Shareholders have a number of strategies available to them at AGMs and the power to call for shareholder meetings and proxy fights at general meetings. Shareholders have used the ability to vote against the remuneration report tabled by the company at AGMs as a generalised rebuke and the resignation by rotation of directors as a personalised rebuke of directors, and it will be very interesting to see whether this practice will be followed during this year’s AGM season. It remains to be seen whether shareholders will use the AGM season to pass comment on the remuneration policies of companies and the degree to which the economic consequences of the lock down will have been shared between different stakeholders in companies. This might very well depend on how proactive management show themselves to be in sharing the pain.

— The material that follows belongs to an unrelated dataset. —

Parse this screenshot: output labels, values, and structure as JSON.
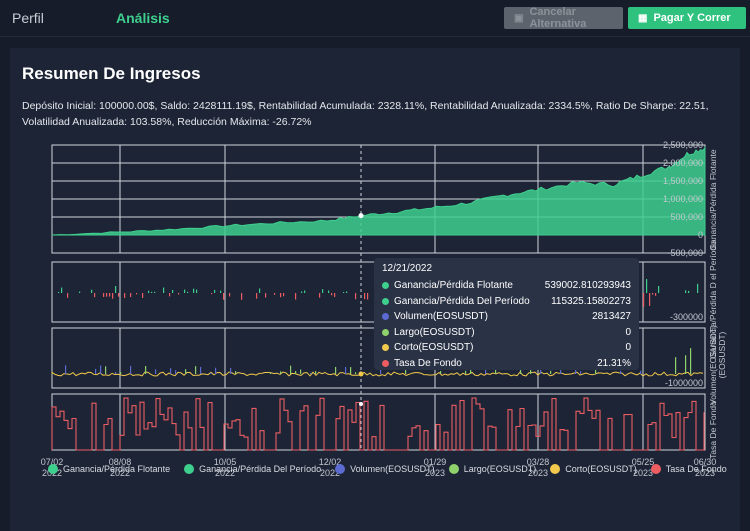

What is certain is that any shareholder taking a position against a board of directors will need to carefully address the PR risk of doing so at this time, as well as genuinely whether it is on balance the most responsible course of action. Almost every company has been forced to take difficult decisions because of unforeseen circumstances. However individual shareholders may believe that some companies are simply not facing the challenges of the current environment in the best way possible or that prior management failings are coming home to roost. Shareholders must be willing to explain the nuances of their approach to head off the response from a board that they are doing their best in very difficult circumstances.


One key area where interests of boards and shareholders may collide is the decision of many companies to suspend the payment of dividends.

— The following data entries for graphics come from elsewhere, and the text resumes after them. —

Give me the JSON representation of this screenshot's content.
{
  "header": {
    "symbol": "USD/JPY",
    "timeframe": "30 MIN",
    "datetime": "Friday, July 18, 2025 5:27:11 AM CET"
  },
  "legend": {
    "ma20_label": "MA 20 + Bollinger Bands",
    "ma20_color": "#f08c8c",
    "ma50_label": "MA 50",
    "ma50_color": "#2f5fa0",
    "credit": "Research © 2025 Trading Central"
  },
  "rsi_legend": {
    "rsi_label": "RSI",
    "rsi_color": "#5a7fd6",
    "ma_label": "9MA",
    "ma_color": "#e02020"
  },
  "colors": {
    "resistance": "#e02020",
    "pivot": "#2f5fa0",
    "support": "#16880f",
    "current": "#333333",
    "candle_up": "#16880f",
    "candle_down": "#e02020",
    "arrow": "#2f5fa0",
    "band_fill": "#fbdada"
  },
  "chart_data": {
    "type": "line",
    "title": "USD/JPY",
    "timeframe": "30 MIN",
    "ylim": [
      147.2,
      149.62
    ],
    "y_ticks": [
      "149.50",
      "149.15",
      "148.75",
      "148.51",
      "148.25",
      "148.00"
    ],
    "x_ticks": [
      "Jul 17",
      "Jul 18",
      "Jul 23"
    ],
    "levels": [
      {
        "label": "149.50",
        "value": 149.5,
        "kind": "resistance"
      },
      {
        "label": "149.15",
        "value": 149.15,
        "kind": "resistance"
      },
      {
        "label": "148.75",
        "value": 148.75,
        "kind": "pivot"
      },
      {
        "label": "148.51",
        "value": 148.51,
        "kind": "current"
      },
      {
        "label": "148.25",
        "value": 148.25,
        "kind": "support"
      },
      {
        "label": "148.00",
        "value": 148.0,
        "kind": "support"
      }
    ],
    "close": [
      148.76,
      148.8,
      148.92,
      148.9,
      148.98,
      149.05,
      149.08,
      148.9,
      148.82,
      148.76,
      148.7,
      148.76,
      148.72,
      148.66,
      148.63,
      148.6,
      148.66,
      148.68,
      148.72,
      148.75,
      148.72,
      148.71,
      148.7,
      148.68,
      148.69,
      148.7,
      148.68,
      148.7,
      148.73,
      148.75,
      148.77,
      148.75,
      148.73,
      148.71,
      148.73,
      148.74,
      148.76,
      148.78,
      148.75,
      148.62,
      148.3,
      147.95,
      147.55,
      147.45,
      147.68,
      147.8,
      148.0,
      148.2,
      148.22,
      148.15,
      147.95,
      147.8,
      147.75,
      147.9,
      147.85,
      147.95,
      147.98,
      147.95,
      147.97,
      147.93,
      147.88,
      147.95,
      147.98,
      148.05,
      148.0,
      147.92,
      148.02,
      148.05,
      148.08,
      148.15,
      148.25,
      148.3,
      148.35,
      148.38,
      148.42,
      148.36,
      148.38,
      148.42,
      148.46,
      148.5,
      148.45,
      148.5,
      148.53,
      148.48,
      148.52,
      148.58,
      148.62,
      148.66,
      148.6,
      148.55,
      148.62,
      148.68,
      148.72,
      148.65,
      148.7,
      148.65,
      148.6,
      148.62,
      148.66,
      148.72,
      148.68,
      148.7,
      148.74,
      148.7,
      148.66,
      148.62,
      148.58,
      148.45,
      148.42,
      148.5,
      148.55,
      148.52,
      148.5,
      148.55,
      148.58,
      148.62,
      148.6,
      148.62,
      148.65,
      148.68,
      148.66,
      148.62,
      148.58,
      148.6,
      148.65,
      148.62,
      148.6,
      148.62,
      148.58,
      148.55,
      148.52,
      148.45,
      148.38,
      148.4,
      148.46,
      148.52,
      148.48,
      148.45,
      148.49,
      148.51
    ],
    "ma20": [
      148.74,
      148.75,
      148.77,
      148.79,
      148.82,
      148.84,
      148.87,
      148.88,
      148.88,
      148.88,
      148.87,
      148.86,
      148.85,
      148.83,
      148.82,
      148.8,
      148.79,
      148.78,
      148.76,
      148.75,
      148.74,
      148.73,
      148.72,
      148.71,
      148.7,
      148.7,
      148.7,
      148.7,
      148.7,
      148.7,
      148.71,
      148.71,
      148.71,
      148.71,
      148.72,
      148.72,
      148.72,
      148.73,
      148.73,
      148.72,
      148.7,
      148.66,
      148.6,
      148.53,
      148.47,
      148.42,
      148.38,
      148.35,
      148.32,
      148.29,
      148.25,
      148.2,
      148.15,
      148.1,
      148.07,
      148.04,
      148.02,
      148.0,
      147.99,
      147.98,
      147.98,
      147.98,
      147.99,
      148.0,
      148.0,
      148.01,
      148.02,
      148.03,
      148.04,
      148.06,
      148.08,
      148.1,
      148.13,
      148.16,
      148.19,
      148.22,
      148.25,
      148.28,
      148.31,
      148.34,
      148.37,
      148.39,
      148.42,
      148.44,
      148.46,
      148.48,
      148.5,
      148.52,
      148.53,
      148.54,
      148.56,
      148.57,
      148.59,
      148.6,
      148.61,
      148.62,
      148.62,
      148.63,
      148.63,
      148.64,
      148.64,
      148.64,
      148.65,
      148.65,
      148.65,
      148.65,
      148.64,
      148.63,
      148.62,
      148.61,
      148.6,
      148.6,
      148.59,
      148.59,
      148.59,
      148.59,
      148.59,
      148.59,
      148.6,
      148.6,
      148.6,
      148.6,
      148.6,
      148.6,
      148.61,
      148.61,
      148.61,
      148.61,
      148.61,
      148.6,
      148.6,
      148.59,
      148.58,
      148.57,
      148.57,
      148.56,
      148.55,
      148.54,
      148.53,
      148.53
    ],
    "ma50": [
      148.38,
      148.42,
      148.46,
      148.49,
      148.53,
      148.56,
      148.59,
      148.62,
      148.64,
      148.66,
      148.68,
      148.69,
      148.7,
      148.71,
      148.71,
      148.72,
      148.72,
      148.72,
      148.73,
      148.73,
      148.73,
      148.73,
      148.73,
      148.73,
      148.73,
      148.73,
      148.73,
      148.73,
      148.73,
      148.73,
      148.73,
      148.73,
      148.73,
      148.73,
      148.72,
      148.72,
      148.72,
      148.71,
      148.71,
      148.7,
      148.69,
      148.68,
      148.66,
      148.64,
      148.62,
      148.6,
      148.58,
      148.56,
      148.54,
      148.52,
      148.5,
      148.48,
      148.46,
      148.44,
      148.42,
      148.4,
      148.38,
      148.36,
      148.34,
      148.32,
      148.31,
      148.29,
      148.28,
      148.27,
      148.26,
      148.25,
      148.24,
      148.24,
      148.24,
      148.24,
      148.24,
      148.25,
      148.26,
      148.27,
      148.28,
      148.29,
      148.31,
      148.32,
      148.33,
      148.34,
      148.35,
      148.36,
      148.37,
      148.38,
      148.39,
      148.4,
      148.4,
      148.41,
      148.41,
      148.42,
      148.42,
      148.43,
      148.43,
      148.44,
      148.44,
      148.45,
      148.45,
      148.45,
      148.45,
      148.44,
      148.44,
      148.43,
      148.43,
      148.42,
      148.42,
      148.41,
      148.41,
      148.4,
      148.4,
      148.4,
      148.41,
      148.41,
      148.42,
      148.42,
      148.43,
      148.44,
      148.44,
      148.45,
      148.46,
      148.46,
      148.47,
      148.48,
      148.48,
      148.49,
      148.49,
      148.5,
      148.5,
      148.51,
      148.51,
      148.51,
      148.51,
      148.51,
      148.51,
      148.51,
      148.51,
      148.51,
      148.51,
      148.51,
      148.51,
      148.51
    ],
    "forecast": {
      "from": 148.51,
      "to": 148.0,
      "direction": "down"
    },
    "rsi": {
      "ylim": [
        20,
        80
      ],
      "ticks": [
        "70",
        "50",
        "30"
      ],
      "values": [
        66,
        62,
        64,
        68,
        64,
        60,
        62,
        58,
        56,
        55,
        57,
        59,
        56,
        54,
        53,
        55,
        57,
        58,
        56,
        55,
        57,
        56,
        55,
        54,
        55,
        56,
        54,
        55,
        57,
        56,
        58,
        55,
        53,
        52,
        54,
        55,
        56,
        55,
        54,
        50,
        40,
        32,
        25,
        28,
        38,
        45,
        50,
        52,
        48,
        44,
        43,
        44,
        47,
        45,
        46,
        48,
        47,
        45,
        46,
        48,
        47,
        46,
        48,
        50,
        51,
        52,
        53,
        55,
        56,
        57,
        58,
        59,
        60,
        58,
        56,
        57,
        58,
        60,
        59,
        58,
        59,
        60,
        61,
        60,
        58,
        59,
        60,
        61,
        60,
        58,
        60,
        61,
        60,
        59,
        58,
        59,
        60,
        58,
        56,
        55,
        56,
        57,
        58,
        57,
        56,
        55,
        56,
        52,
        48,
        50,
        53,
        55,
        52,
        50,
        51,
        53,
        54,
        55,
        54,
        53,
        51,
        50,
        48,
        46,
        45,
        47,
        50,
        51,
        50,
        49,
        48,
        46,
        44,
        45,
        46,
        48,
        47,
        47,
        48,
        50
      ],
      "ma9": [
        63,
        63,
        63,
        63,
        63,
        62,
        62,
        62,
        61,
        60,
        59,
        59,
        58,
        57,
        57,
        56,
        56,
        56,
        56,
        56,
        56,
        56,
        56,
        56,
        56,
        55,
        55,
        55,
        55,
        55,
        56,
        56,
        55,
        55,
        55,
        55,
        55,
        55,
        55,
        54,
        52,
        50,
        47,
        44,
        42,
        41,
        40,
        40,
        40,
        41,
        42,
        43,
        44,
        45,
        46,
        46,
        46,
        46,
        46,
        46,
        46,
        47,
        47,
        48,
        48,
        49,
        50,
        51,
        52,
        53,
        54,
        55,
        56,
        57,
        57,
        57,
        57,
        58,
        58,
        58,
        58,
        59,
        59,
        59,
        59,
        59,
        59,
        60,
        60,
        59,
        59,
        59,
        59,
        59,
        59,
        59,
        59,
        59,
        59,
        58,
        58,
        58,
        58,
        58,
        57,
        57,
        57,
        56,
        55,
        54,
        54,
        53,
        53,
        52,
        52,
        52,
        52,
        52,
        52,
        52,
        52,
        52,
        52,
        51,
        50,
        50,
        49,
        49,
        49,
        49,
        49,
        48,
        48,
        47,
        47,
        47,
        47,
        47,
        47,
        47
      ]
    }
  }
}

For some companies, such as banks, boards may have little choice as suspending dividends has been a requirement of its regulator, and in countries such as Denmark, bailout funds have been denied to companies who continue to pay dividends. Furthermore, for those companies whose entire revenue has been wiped out, maintenance of capital by not paying a dividend makes perfect sense.  However, for other companies there is a more complex judgement call as to whether to continue to pay a dividend. Shareholders may have fiduciary duties to their stakeholders to continue to receive a dividend income, with many directly or indirectly relying on that income. 

Whilst the declaration of a dividend is usually carried out by the board of a company, for many companies it is lawful for a shareholder to requisition a resolution to require the company to declare and pay a dividend. This is obviously a very radical course of action, particularly in the current climate where boards will rightly be needing to take into account the need to retain profits to help not only navigate the current crisis, but also plan for an uncertain future. Furthermore, in order for a dividend to be paid, the company must have sufficient realised distributable profits available and boards must consider their ability to give a viability statement. However shareholders in their discussions with boards of companies may wish to have this power in mind.

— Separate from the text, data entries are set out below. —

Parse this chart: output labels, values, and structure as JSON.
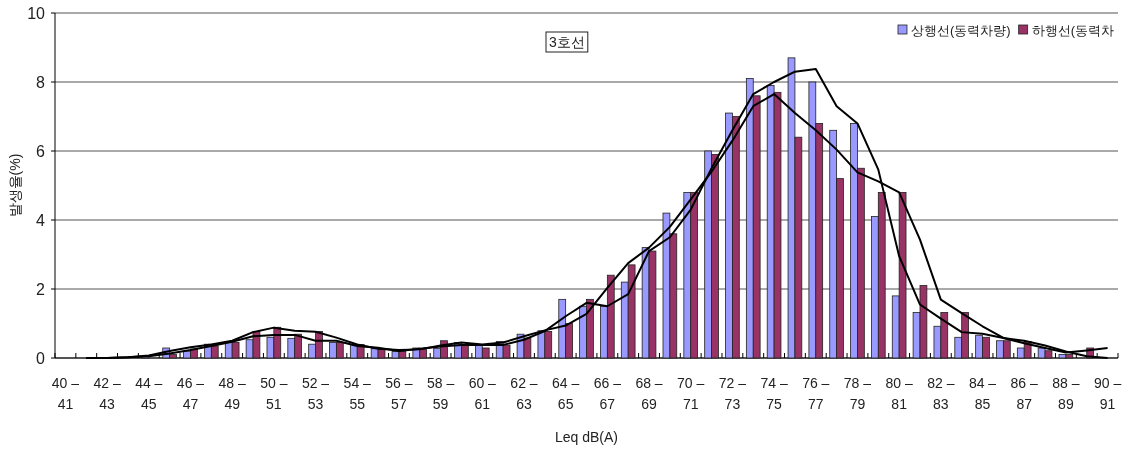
{
  "chart_data": {
    "type": "bar",
    "xlabel": "Leq dB(A)",
    "ylabel": "발생율(%)",
    "annotations": [
      "3호선"
    ],
    "categories": [
      "40 –\n41",
      null,
      "42 –\n43",
      null,
      "44 –\n45",
      null,
      "46 –\n47",
      null,
      "48 –\n49",
      null,
      "50 –\n51",
      null,
      "52 –\n53",
      null,
      "54 –\n55",
      null,
      "56 –\n57",
      null,
      "58 –\n59",
      null,
      "60 –\n61",
      null,
      "62 –\n63",
      null,
      "64 –\n65",
      null,
      "66 –\n67",
      null,
      "68 –\n69",
      null,
      "70 –\n71",
      null,
      "72 –\n73",
      null,
      "74 –\n75",
      null,
      "76 –\n77",
      null,
      "78 –\n79",
      null,
      "80 –\n81",
      null,
      "82 –\n83",
      null,
      "84 –\n85",
      null,
      "86 –\n87",
      null,
      "88 –\n89",
      null,
      "90 –\n91"
    ],
    "series": [
      {
        "name": "상행선(동력차량)",
        "color": "#9999ff",
        "values": [
          0,
          0,
          0,
          0,
          0.05,
          0.29,
          0.2,
          0.4,
          0.46,
          0.53,
          0.6,
          0.57,
          0.4,
          0.45,
          0.39,
          0.27,
          0.19,
          0.29,
          0.28,
          0.45,
          0.38,
          0.48,
          0.69,
          0.79,
          1.7,
          1.5,
          1.5,
          2.2,
          3.2,
          4.2,
          4.8,
          6.0,
          7.1,
          8.1,
          7.9,
          8.7,
          8.0,
          6.6,
          6.8,
          4.1,
          1.8,
          1.32,
          0.92,
          0.6,
          0.66,
          0.5,
          0.29,
          0.29,
          0.1,
          0,
          null
        ]
      },
      {
        "name": "하행선(동력차",
        "color": "#993366",
        "values": [
          0,
          0,
          0,
          0,
          0,
          0.1,
          0.26,
          0.35,
          0.45,
          0.77,
          0.89,
          0.69,
          0.77,
          0.45,
          0.39,
          0.27,
          0.19,
          0.27,
          0.5,
          0.37,
          0.29,
          0.37,
          0.58,
          0.77,
          1.0,
          1.7,
          2.4,
          2.7,
          3.1,
          3.6,
          4.8,
          5.9,
          7.0,
          7.6,
          7.7,
          6.4,
          6.8,
          5.2,
          5.5,
          4.8,
          4.8,
          2.1,
          1.32,
          1.32,
          0.6,
          0.5,
          0.48,
          0.21,
          0.1,
          0.29,
          null
        ]
      },
      {
        "type": "line",
        "color": "#000000",
        "values": [
          null,
          0,
          0,
          0.02,
          0.05,
          0.13,
          0.23,
          0.35,
          0.47,
          0.63,
          0.67,
          0.67,
          0.5,
          0.5,
          0.35,
          0.3,
          0.2,
          0.27,
          0.33,
          0.38,
          0.38,
          0.38,
          0.53,
          0.78,
          1.21,
          1.6,
          1.5,
          1.85,
          3.1,
          3.5,
          4.3,
          5.5,
          6.6,
          7.65,
          8.0,
          8.3,
          8.38,
          7.3,
          6.8,
          5.46,
          2.95,
          1.55,
          1.14,
          0.75,
          0.7,
          0.58,
          0.43,
          0.29,
          0.16,
          0.22,
          0.29
        ]
      },
      {
        "type": "line",
        "color": "#000000",
        "values": [
          null,
          0,
          0,
          0.02,
          0.07,
          0.2,
          0.31,
          0.39,
          0.5,
          0.75,
          0.88,
          0.79,
          0.76,
          0.59,
          0.39,
          0.27,
          0.23,
          0.25,
          0.36,
          0.45,
          0.39,
          0.45,
          0.63,
          0.8,
          0.94,
          1.28,
          2.03,
          2.75,
          3.2,
          3.8,
          4.6,
          5.4,
          6.3,
          7.3,
          7.65,
          7.1,
          6.6,
          6.04,
          5.38,
          5.12,
          4.8,
          3.43,
          1.69,
          1.3,
          0.92,
          0.58,
          0.5,
          0.36,
          0.19,
          0.05,
          0
        ]
      }
    ],
    "ylim": [
      0,
      10
    ],
    "yticks": [
      0,
      2,
      4,
      6,
      8,
      10
    ],
    "grid": "y",
    "legend": "top right"
  }
}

We expect this AGM season to be remembered more for the practical difficulties of holding meetings rather than the number of shareholder inspired rebellions against directors. However, it is important that shareholders, acting responsibly, continue to engage in constructive dialogue and challenge with their investee companies. 

Decisions taken now, could well have important consequences as the reality of the financial outlook becomes clearer. For some companies, the threat of insolvency will make discussions between different stakeholders a complex area, and we are already seeing a number of shareholders and companies prepare for this eventuality.